Safe harbor 401K plans feature simple, alternative methods for meeting discrimination requirements. Created by the 1996 Small Business Job Protection Act, these retirement accounts were created in response to the fact that many businesses were not setting up 401Ks for their employees because the non-discrimination policies were too difficult to understand. These 401Ks give the employer safe harbor from compliance concerns by providing them with a simplified product.
Getting a plan set up is the difficult part. It is not a do-it-yourself project. Even if your tax attorney, financial planner or accountant want to set up a plan for you, it makes sense to at least talk to a professional plan administrator and decide whether having a specialist makes more sense.
Safe Harbor 401k For Dummies
Safe Harbor 401(k) plans tend to be more suitable for companies with predictable revenue streams. If your business may have difficulty finding matching funds on a consistent basis then other 401(k) plans may be a better alternative to the Safe Harbor 401(k).
If you’re a business owner and your 401(k) has low adoption rates or saving rates among rank-and-file employees, it may raise a flag for the IRS. According to Plan Sponsor Council of America (a lobbying business for the retirement planning industry), most businesses pass the test, but around 40 percent claim to have reported refunding or restricting plan contributions to do so.
There are even alternatives to a safe harbor 401(k). A business can structure a plan to be age-based, so that the investors closest to retirement can receive more in employer contributions. There is also something called a new comparability plan, that breaks the employees up according to classes or tiers, with older or key employees being given a larger profit share. Find someone who understands the various options, can explain them to you and then finds a way to maximize contribution limits for you and other key employees.
What’s Safe Harbor 401k
To find a 401(k) or customized retirement plan for your small business, the 401k Help Center offers a list of retirement plan providers. You can also ask fellow business owners or financial professionals in your area for local favorites. Plan factories are not necessarily better than knowledgeable experts who live in your area. When looking for safe harbor, it pays to shop around.
A long vesting schedule is not allowed with safe harbor plans, contributions are fully vested when made. This means you have to give all employees their share — even those who leave or are fired during the year. You can design your plan to limit matching contributions to only those employees that defer compensation, or make contributions for everyone, including those employees who do not contribute to their own plans.
Why Safe Harbor 401k
Safe harbor provisions appear in a number of laws or contracts. For example, under SEC rules, safe harbor provisions protect management from liability for making financial projections and forecasts in good faith.

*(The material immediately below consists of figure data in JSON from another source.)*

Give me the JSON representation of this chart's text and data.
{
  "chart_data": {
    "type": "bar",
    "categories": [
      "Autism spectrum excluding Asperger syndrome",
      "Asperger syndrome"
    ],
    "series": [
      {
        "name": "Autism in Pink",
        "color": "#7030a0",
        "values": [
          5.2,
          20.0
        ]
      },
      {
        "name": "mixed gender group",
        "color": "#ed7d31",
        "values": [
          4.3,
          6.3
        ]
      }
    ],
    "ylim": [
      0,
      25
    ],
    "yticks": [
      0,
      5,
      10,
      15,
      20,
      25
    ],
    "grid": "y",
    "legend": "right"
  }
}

Similarly, individuals with websites can use a safe harbor provision to protect themselves from copyright infringement cases based on comments left on their websites.
Because of this, tax filers had to review a long list of requirements to determine into which category their expenses fall, and the process was confusing. To eliminate confusion, the IRS created a safe harbor accounting method for eligible retail and restaurant businesses. Essentially, these businesses can now choose if their remodeling costs fall into the repair or capitalized improvement categories. Due to this safe harbor, businesses don’t have to worry about accidentally making the wrong selection and later being penalized for it.
Safe Harbor 401k
Typically, the Internal Revenue Service (IRS) requires taxpayers to treat remodels as capitalized improvements, the value of which generally must be claimed slowly over a long period of time. However, restaurants and retailers often remodel their facilities on a regular basis to help their businesses look fresh and engaging. As a result, the IRS has allowed some restaurateurs and retailers the ability to claim these expenses as repair costs, which could all be deducted as business expenses in the year they are incurred.
The IRS wants to see that all employees are taking advantage of the retirement plan, not just those with the high paying jobs. So it tests the plan to find out if the average contributions of highly compensated employees (those who earned at least $120,000 in 2016 or own more than a 5 percent stake in the business) do not exceed the average contributions of everyone else by more than 2 percent.
What Does Safe Harbor 401k Mean
It may be a small price to pay for insurance that your own plan will pass muster. If your plan already includes matching 401(k) contributions, you may already be safe. A safe harbor provision can be attached to any type of retirement plan or 401(k). But it requires a lot of written notification and education for plan participants. And they must receive these documents within 30 to 90 days of beginning employment. Once you get a plan set up, it should be easy enough to execute.
Why Use Safe Harbor 401k
A safe harbor 401(k) is a way to structure a plan that automatically passes the non-discrimination test or avoids it altogether. It’s relatively easy to do, but the employer must make contributions to each employee’s plan — the same percentage of salary for everyone. For example, for every contribution made by an employee, the company adds another 5% of their salary. The amount you match will depend on your own contributions as a business owner.
Then you or your employee will owe federal and state income tax on the money. There could also be a 10 percent penalty fee. If the plan can’t be fixed through refunded contributions, there’s a risk that your entire 401(k) savings will be refunded. (There’s a fascinating story by the 401k Help Center, describing one employee’s feeling of uncertainty after his employer’s plan has failed a nondiscrimination test.) It would be your retirement plan’s worst day, and could really discourage or stymie the savings of small business owners and their employees.